Bu acı olaylar; ekonomik sıkıntılar, aşırı iş yükü, mobbing ve sosyal yaşamdan kopukluk gibi kronik sorunların adliye çalışanlarını nasıl bir çıkmaza sürüklediğini açıkça ortaya koymaktadır. Yetkililerin bu sorunlara duyarsız kalışı ise çalışanlarımızı daha büyük bir umutsuzluğa sürüklemektedir.
Sorunlar Net, Çözümler Bekleniyor
1. Yoksulluk sınırının altında maaşlar: Adalet sisteminin yükünü taşıyan çalışanlarımız, insanca yaşam standartlarından uzak, geçim sıkıntısı içinde mücadele etmektedir.
2. Karşılığı ödenmeyen fazla mesailer: Mesai saatleri gözetilmeksizin çalışan personelin emeği görmezden gelinmektedir.
3. Aşırı iş yükü ve yoğun stres: İşlerin yetiştirilmesi adına ailelerinden ve sosyal yaşamlarından uzaklaşan çalışanlarımız, hem fiziksel hem psikolojik olarak tükenmektedir.
4. Mobbing ve baskı ortamı: Amirlerin keyfi tutumları ve baskıcı yönetim anlayışı, çalışanların motivasyonunu ve ruh sağlığını tehdit etmektedir.

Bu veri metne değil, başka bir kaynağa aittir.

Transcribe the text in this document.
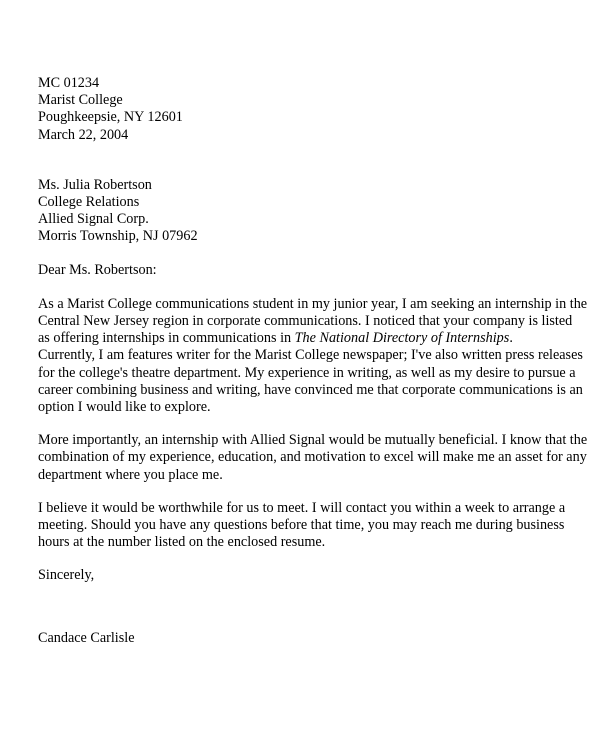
MC 01234
Marist College
Poughkeepsie, NY 12601
March 22, 2004
Ms. Julia Robertson
College Relations
Allied Signal Corp.
Morris Township, NJ 07962
Dear Ms. Robertson:
As a Marist College communications student in my junior year, I am seeking an internship in the
Central New Jersey region in corporate communications. I noticed that your company is listed
as offering internships in communications in The National Directory of Internships.
Currently, I am features writer for the Marist College newspaper; I've also written press releases
for the college's theatre department. My experience in writing, as well as my desire to pursue a
career combining business and writing, have convinced me that corporate communications is an
option I would like to explore.
More importantly, an internship with Allied Signal would be mutually beneficial. I know that the
combination of my experience, education, and motivation to excel will make me an asset for any
department where you place me.
I believe it would be worthwhile for us to meet. I will contact you within a week to arrange a
meeting. Should you have any questions before that time, you may reach me during business
hours at the number listed on the enclosed resume.
Sincerely,
Candace Carlisle
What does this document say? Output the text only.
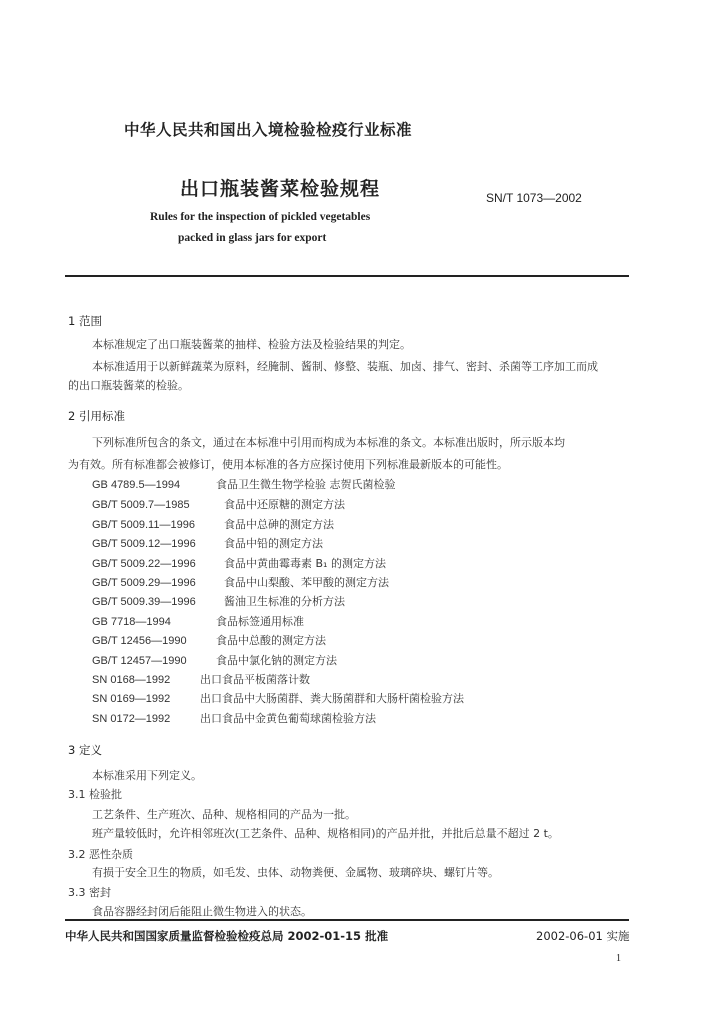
中华人民共和国出入境检验检疫行业标准
出口瓶装酱菜检验规程	SN/T 1073—2002
Rules for the inspection of pickled vegetables
packed in glass jars for export
1 范围
本标准规定了出口瓶装酱菜的抽样、检验方法及检验结果的判定。
本标准适用于以新鲜蔬菜为原料，经腌制、酱制、修整、装瓶、加卤、排气、密封、杀菌等工序加工而成
的出口瓶装酱菜的检验。
2 引用标准
下列标准所包含的条文，通过在本标准中引用而构成为本标准的条文。本标准出版时，所示版本均
为有效。所有标准都会被修订，使用本标准的各方应探讨使用下列标准最新版本的可能性。
GB 4789.5—1994	食品卫生微生物学检验 志贺氏菌检验
GB/T 5009.7—1985	食品中还原糖的测定方法
GB/T 5009.11—1996	食品中总砷的测定方法
GB/T 5009.12—1996	食品中铅的测定方法
GB/T 5009.22—1996	食品中黄曲霉毒素 B₁ 的测定方法
GB/T 5009.29—1996	食品中山梨酸、苯甲酸的测定方法
GB/T 5009.39—1996	酱油卫生标准的分析方法
GB 7718—1994	食品标签通用标准
GB/T 12456—1990	食品中总酸的测定方法
GB/T 12457—1990	食品中氯化钠的测定方法
SN 0168—1992	出口食品平板菌落计数
SN 0169—1992	出口食品中大肠菌群、粪大肠菌群和大肠杆菌检验方法
SN 0172—1992	出口食品中金黄色葡萄球菌检验方法
3 定义
本标准采用下列定义。
3.1 检验批
工艺条件、生产班次、品种、规格相同的产品为一批。
班产量较低时，允许相邻班次(工艺条件、品种、规格相同)的产品并批，并批后总量不超过 2 t。
3.2 恶性杂质
有损于安全卫生的物质，如毛发、虫体、动物粪便、金属物、玻璃碎块、螺钉片等。
3.3 密封
食品容器经封闭后能阻止微生物进入的状态。
中华人民共和国国家质量监督检验检疫总局 2002-01-15 批准	2002-06-01 实施
1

5. Sosyal yaşam yoksunluğu: Düzensiz mesai saatleri ve ağır iş yükü nedeniyle çalışanlarımız sosyal yaşamdan tamamen kopmuş durumdadır.
Yetkililere Çağrı
Adalet sisteminin temel taşları olan adliye çalışanları, uzun süredir göz ardı edilen bu sorunların çözümünü beklemektedir. Artık başsağlığı mesajları ve temenniler değil, somut ve etkili adımlar görmek istiyoruz:
• Maaşlar, insanca yaşam seviyesine çıkarılmalıdır.
• Fazla mesailerin karşılığı eksiksiz ödenmelidir.
• Mobbing ve baskıya karşı etkin denetim mekanizmaları kurulmalıdır.
• Çalışanların iş yükü hafifletilmeli, personel takviyesi sağlanmalıdır.
Unutulmamalıdır ki adalet sistemi, yalnızca hakim ve savcıların değil, tüm adliye çalışanlarının omuzlarında yükselmektedir. Çalışanlarımızın sesine kulak verilmezse, yalnızca onların değil, adalet hizmetinin sürdürülebilirliği de büyük bir tehlike altına girecektir.
Bir kişinin daha hayatını kaybetmesine izin vermeyin.